Here in Europe the school year is starting and for most children they haven’t been to school since about March or April because of this pandemic. Although we know now that children under the age of 14 seem to be almost unaffected by COVID-19 there is a lot of anxiety about children spreading the virus through the community, and, perhaps more specifically, to the adults who work in the schools. So each country has been making cautious preparations for the re-opening of its schools, looking at everything from cleaning regimes, the use of hand gels and masks, and the way children spend their time in the school buildings.
Out of all this, at least in the UK, has emerged a concept of “bubbles”. The idea is to have children spend most of their school day with a small group of other children and teachers…..often much smaller than a regular class size. The same concept of “bubbles” has also been used for the wider community in the UK, with lockdown rules easing gradually to allow slightly more people to interact on a daily basis – two households meeting up, then three perhaps; limitations to the number of people who can gather in any one place but allowing particular groups or families to meet up and spend regular time together.
I think it’s an interesting idea. And, as this photo shows, a potentially beautiful one. This photo is of breaking waves on a beach in Western France where the land meets the Atlantic. The bubbles forming in the surf are just gorgeous, aren’t they?

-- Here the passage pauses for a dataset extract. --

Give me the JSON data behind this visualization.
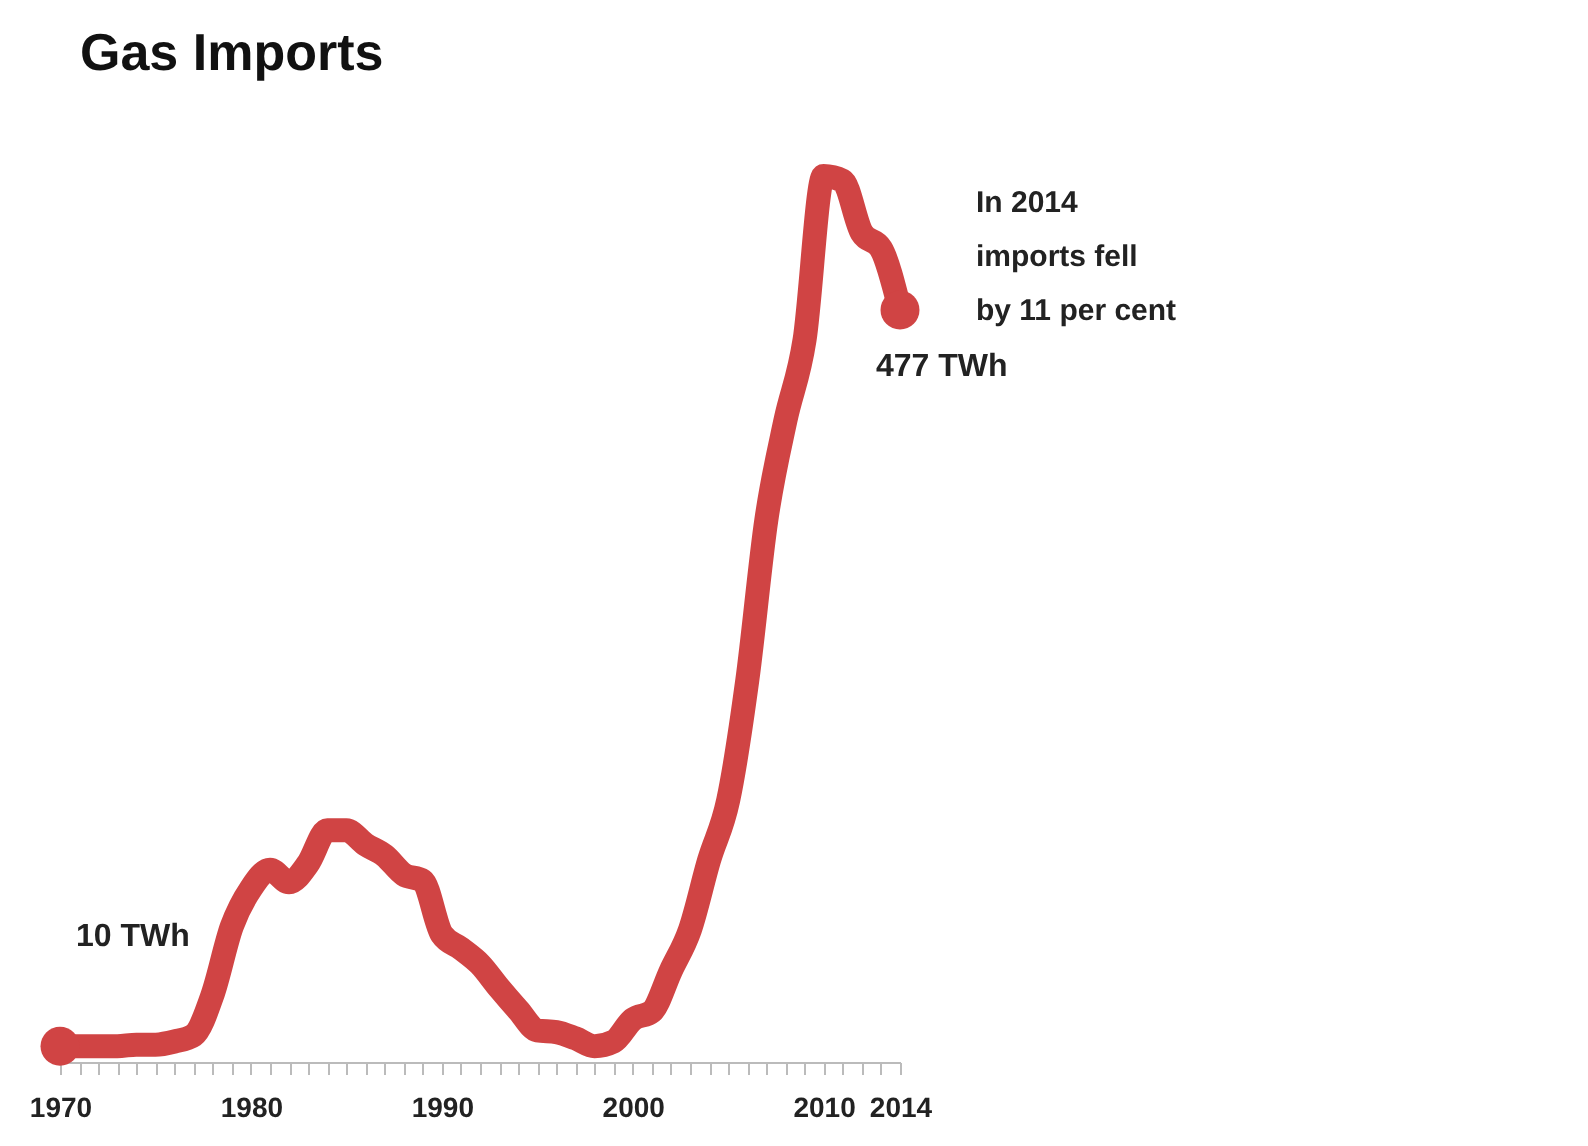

It strikes me that this bubbles idea highlights a major issue for our societies and the way we organise our daily lives. It’s the issue of size. Mass gatherings, mass transport, mass tourism, have been shown to be amongst the most vulnerable points for us…..the circumstances which lead to most infections. The social distancing measures that each country has brought in have been based on the understanding that the more you keep people together in closed spaces the more the disease spreads.
So now we are seeing a huge increase in “home working”, and, it would seem, a large number of people find they actually prefer that to spending time every day packed onto buses or trains with hundreds of strangers, then working all day in the shared spaces of offices. People are learning to live locally, enjoying their local parks, shops, cafes etc now, instead of traveling long distances to share time with masses of strangers in huge workplaces, shopping centres and so on.

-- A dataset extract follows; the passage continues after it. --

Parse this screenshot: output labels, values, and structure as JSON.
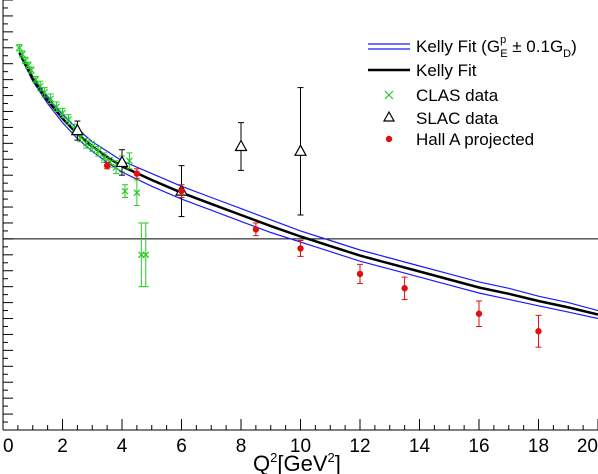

I’ve decided to re-read a book which made a huge impact on me when I young – “Small is Beautiful” by E F Schumacher. It’ll be interesting to revisit it in the light of what we’ve learned since it was written in 1974, and in the light of our experience of this pandemic. What I remember of the book is the key point that big is not best…..that we should try to create societies at human scales instead of around mass production and mass consumption.
Maybe the “new normal” will involve a lot less “mass” anything – maybe we will move towards a more human scale everywhere, overturning the industrialised principles of the last century to abandon so called “efficiencies of scale” (which have probably only ever been useful in the manufacture and delivery of products). Maybe we will start to create smaller schools, smaller classes, smaller hospitals, smaller communities. Maybe we will move towards more diversity and less uniformity.
We are more able to do that now. We now understand that complex systems are like vast interconnected networks of nodes and links. We know that the most robust and most resilient systems are diverse and adaptable. We know that distributed power and responsibility produces more sustainable systems and organisations than hierarchical, command and control, massively scaled ones.
Integration is the creation of mutually beneficial bonds between well differentiated parts. It’s how the body works. Not with a command centre, but with interconnected, responsive, open networks. It’s how Nature works, through inter-dependent, diverse elements within ecosystems.
Is this our model for a “new normal”?
Human scale. Small. Diverse, open and healthily inter-connected? Can we see a future way to live in this beautiful image of bubbles?